Before - And Beyond - The Liberalism of Fear
Forthcoming, Between Utopianism and Realism: The Political Thought of Judith Shklar (S. Ashendem and A. Hess, eds., 2019)
28 Pages Posted: 22 Aug 2018
Date Written: August 1, 2018
Judith Shklar (1928-1992) is known as a Cold War liberal. Like others of this school, she came to place fear of the collapse of freedom into tyranny at the center of her thought, in view of the cruel violations such a calamity involved. And like the other Cold War liberals, she hewed to a pessimistic Enlightenment after the desolation of total war, the tragedy of the Holocaust, and the scandal of totalitarianism, orienting herself to the standing threat of the violent end of pluralism.

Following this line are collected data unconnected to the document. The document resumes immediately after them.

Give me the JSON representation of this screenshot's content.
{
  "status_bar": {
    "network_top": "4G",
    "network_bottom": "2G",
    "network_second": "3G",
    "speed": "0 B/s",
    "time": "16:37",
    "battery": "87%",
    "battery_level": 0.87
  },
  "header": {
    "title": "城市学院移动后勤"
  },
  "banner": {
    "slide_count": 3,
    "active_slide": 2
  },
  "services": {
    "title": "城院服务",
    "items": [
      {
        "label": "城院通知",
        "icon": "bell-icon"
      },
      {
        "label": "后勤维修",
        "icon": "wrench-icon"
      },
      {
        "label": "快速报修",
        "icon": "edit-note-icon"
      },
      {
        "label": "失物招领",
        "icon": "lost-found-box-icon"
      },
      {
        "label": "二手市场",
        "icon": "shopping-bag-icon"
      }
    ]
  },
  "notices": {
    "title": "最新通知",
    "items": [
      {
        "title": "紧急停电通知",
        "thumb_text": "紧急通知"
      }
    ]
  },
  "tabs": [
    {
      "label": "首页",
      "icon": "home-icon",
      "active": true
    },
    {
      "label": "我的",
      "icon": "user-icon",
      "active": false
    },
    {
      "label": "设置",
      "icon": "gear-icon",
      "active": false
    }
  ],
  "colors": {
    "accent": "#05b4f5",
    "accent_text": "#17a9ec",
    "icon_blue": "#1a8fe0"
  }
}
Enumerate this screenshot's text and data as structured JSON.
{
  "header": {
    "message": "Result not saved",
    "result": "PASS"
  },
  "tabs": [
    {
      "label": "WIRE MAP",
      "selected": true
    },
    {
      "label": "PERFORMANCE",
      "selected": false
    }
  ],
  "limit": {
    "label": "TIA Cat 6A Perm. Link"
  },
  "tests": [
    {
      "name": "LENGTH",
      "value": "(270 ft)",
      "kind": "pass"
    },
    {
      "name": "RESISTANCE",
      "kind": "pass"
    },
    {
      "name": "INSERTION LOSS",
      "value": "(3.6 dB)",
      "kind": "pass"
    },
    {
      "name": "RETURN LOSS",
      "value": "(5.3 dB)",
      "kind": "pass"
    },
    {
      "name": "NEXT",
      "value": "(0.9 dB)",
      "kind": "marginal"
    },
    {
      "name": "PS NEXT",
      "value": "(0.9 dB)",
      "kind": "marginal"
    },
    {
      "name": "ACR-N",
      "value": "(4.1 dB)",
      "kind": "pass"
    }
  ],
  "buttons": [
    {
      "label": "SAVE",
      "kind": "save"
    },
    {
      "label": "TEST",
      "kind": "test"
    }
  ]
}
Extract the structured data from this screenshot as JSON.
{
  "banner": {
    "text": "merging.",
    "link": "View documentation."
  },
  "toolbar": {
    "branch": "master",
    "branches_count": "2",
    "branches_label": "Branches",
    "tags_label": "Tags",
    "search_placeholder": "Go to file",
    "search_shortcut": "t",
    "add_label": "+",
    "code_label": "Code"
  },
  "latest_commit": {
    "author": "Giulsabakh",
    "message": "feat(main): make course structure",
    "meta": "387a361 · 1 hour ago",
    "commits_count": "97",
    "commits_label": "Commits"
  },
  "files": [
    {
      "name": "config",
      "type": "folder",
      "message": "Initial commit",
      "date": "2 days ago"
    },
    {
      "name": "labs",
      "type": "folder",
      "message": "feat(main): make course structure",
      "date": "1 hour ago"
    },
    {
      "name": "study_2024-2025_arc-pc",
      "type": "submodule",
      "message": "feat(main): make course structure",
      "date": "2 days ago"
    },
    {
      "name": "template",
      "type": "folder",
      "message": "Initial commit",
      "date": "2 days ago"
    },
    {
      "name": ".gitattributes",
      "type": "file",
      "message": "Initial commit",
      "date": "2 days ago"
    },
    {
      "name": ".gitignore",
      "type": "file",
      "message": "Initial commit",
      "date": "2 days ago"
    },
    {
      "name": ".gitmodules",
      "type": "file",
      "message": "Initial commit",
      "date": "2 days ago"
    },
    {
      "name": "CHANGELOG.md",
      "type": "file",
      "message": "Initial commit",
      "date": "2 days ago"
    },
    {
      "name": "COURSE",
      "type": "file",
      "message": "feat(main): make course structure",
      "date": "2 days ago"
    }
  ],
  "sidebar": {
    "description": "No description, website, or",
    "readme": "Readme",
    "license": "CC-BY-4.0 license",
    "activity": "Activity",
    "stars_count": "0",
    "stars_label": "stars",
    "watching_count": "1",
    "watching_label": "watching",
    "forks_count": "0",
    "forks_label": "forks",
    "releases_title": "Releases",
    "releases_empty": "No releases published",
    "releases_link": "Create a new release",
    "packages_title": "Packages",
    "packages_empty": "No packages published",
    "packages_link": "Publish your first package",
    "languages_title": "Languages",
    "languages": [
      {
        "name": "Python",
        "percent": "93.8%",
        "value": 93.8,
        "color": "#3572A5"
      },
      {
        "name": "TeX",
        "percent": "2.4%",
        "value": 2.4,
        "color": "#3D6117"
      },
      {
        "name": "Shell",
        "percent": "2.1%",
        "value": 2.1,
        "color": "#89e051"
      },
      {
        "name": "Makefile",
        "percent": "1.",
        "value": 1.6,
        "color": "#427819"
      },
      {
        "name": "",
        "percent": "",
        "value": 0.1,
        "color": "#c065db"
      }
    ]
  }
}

Unillusioned about the permanence of evil and shaken by the memory of horror, her “liberalism of fear” dropped any radical expectations of improvement in order to theorize in the presence of the summum malum in politics. Everyone acquainted with Shklar’s thinking can recognize her in this routine presentation, and rightly so. Yet it misses something important and perhaps essential. Her first book, After Utopia: The Decline of Political Faith (1957), sought an alternative to Cold War liberalism. If it is true that Shklar’s first book offered an implacable critique and diagnosis of Cold War liberalism, then it follows that her own maturation cut off certain trajectories in her thought as much as it realized others. Shklar’s main pertinence now is not the beautifully honed but ultimately complacent version of Cold War liberalism she later achieved, but her original impulse to seek a route beyond it.